Jared, all the time you spent thinking and writing about how unfortunate our rebellions are, you could have [written] an article informing people of what was left out, for that matter. Or even initiated a protest on the destruction of the Headwaters and other old-growth forests. Until you decide to become a positive ambassador of our movement, please don’t help; you are only part of the problem when you belittle your brothers and sisters of the world. Do not place yourself on a higher pedestal than others; you are not any better than the next person because of what you call intellect. When you begin to understand that you don’t understand, you can then search for the truth. Until then, I will see you at the next protest, brother.

Garrett Adams Sacramento

Yeah, but he’s a good-looking schmo

Re “In the Mix” by Daniel Barnes (SN&R, Oct. 19):

That was a mighty piss-poor review of John Hiatt’s new album Crossing Muddy Waters.

Whether the reviewer liked or disliked the album is beside the point, as he was too busy being “clever” to really address the issue. Part of the reason Hiatt has never received the acclaim due him is that he doesn’t make records for teenagers.
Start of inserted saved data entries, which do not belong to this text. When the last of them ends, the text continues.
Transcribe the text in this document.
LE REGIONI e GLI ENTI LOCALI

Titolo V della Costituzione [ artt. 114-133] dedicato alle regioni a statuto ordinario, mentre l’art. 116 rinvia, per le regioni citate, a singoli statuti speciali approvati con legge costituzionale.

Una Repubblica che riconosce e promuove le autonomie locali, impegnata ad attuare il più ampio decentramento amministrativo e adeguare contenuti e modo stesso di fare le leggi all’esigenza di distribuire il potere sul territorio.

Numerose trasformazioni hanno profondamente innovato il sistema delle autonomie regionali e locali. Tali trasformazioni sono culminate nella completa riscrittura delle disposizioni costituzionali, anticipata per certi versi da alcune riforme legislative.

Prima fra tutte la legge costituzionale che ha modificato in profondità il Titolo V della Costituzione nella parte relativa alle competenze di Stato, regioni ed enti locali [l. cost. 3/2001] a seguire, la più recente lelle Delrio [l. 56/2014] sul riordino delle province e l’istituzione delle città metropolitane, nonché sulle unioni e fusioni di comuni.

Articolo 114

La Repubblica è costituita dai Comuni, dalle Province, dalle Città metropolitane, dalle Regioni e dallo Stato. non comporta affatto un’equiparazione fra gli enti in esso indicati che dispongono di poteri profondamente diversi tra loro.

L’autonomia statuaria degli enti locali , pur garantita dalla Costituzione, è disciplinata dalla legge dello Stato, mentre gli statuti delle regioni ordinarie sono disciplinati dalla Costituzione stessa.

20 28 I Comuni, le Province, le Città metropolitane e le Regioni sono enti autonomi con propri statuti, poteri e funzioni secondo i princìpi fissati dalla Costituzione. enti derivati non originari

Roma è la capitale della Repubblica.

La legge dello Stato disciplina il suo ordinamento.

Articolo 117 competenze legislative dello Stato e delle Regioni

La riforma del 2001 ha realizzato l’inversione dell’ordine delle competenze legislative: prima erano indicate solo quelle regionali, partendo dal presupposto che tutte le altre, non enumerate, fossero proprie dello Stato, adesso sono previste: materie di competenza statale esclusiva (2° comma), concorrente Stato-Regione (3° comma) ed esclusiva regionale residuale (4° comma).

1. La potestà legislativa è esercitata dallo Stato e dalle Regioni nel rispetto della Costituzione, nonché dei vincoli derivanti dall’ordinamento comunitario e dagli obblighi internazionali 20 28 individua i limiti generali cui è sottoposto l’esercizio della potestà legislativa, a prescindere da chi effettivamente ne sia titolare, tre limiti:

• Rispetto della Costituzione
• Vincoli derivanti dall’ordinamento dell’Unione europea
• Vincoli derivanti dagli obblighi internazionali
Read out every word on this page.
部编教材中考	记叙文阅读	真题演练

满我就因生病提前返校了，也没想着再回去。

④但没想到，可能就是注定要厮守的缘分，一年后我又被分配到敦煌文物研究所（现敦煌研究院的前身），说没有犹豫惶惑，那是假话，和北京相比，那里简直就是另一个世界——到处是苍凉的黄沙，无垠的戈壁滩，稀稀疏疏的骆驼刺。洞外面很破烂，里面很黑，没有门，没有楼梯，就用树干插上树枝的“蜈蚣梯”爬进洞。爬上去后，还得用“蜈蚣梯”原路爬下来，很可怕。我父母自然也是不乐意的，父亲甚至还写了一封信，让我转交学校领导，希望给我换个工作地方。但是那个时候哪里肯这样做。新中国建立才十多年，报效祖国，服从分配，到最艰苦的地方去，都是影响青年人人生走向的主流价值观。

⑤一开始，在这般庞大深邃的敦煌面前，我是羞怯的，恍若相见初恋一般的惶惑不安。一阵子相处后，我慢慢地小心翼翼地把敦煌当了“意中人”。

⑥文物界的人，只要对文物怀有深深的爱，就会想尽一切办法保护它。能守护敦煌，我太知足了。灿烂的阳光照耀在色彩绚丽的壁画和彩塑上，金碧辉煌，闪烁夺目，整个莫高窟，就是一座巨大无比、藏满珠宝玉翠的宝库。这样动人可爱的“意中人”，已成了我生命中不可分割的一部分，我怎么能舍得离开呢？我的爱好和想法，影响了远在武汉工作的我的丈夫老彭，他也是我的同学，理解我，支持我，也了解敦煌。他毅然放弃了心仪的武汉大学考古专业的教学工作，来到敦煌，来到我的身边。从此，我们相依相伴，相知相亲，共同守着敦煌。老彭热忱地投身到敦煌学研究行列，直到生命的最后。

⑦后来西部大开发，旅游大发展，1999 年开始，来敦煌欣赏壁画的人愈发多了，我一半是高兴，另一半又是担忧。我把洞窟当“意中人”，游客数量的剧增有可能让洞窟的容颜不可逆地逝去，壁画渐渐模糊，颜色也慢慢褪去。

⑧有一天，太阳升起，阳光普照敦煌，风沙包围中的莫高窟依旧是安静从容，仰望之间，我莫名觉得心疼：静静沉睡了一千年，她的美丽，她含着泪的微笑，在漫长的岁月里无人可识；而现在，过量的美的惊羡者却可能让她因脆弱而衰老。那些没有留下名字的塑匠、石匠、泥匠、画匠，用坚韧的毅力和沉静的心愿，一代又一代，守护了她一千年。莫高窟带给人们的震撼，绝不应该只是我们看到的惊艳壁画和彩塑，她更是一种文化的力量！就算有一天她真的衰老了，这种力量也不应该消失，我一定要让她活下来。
But another part of it is that when a publication such as yours does give him an inch or two of attention, you assign some schmo like Daniel Barnes to do the deed, and all he can talk about is Hiatt being ugly. (Yes, Daniel, it’s obvious that Bob Dylan and Elvis Costello achieved stardom because of their good looks.) Surely the SN&R can do better than this kind of sub-Tiger Beat bullshit. Maybe even discuss the music next time. And, by the way, Hiatt isn’t ugly … he’s just normal-looking, like most of us.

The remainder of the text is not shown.